Frustration among foreign firms is fuelling concern about a large-scale withdrawal and decoupling between China and the West.
Nike on Wednesday announced it will stop offering its running and work out apps in mainland China next month, after Amazon last week said it was shutting down the Kindle bookstore in the country.
In mid-May, Disney’s CEO Bob Chapek told shareholders that he was confident the company’s films would succeed “even without China”, a statement that triggered backlash on Chinese social media.

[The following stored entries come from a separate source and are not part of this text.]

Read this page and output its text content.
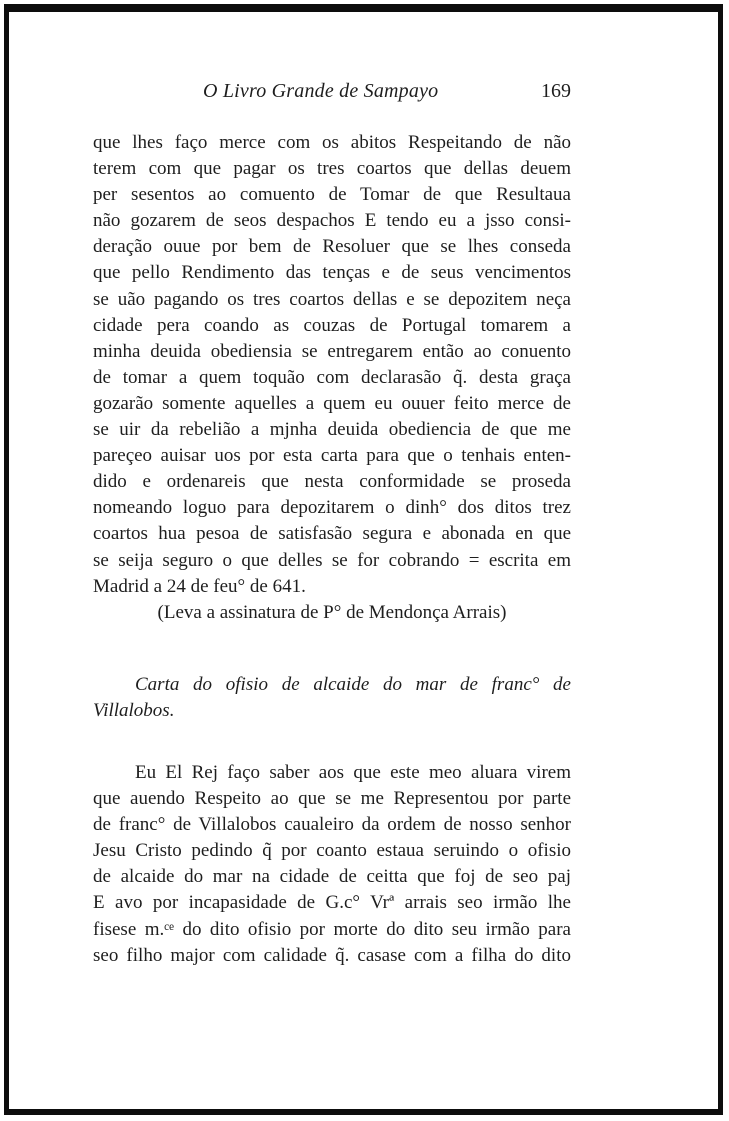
O Livro Grande de Sampayo	169
que lhes faço merce com os abitos Respeitando de não
terem com que pagar os tres coartos que dellas deuem
per sesentos ao comuento de Tomar de que Resultaua
não gozarem de seos despachos E tendo eu a jsso consi-
deração ouue por bem de Resoluer que se lhes conseda
que pello Rendimento das tenças e de seus vencimentos
se uão pagando os tres coartos dellas e se depozitem neça
cidade pera coando as couzas de Portugal tomarem a
minha deuida obediensia se entregarem então ao conuento
de tomar a quem toquão com declarasão q̃. desta graça
gozarão somente aquelles a quem eu ouuer feito merce de
se uir da rebelião a mjnha deuida obediencia de que me
pareçeo auisar uos por esta carta para que o tenhais enten-
dido e ordenareis que nesta conformidade se proseda
nomeando loguo para depozitarem o dinh° dos ditos trez
coartos hua pesoa de satisfasão segura e abonada en que
se seija seguro o que delles se for cobrando = escrita em
Madrid a 24 de feu° de 641.
(Leva a assinatura de P° de Mendonça Arrais)
Carta do ofisio de alcaide do mar de franc° de
Villalobos.
Eu El Rej faço saber aos que este meo aluara virem
que auendo Respeito ao que se me Representou por parte
de franc° de Villalobos caualeiro da ordem de nosso senhor
Jesu Cristo pedindo q̃ por coanto estaua seruindo o ofisio
de alcaide do mar na cidade de ceitta que foj de seo paj
E avo por incapasidade de G.c° Vrª arrais seo irmão lhe
fisese m.ᶜᵉ do dito ofisio por morte do dito seu irmão para
seo filho major com calidade q̃. casase com a filha do dito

Huo said China could not stop a company from leaving because of “values”. It could, however, create a level playing field that was conducive to development.
“As a result, even if one goes, another will come, and there will not necessarily be great losses overall,” he said.
Beijing is still committed to fostering a “market-oriented, law-based and world-class” business environment for foreign firms, Li said on Wednesday.
“The Chinese economy is now deeply integrated into the world. All the measures to ensure stable foreign trade and investment must hit the ground running without delay,” he said.
Wang said the commerce ministry had this year held 15 symposiums – most of which were virtual – with more than 120 foreign firms and more than a dozen overseas business associations.
Joerg Wuttke, president of the European Union Chamber of Commerce in Chin, met twice with Commerce Minister Wang Wentao in October and April.
The chamber said the two meetings allowed it to voice its concerns and recommendations, which helped to increase business confidence, while the ministry went beyond its mandate to help foreign teachers get back to China.
But it added: “With business currently facing both a weakening Chinese economy and geopolitical challenges, further discussions are needed.”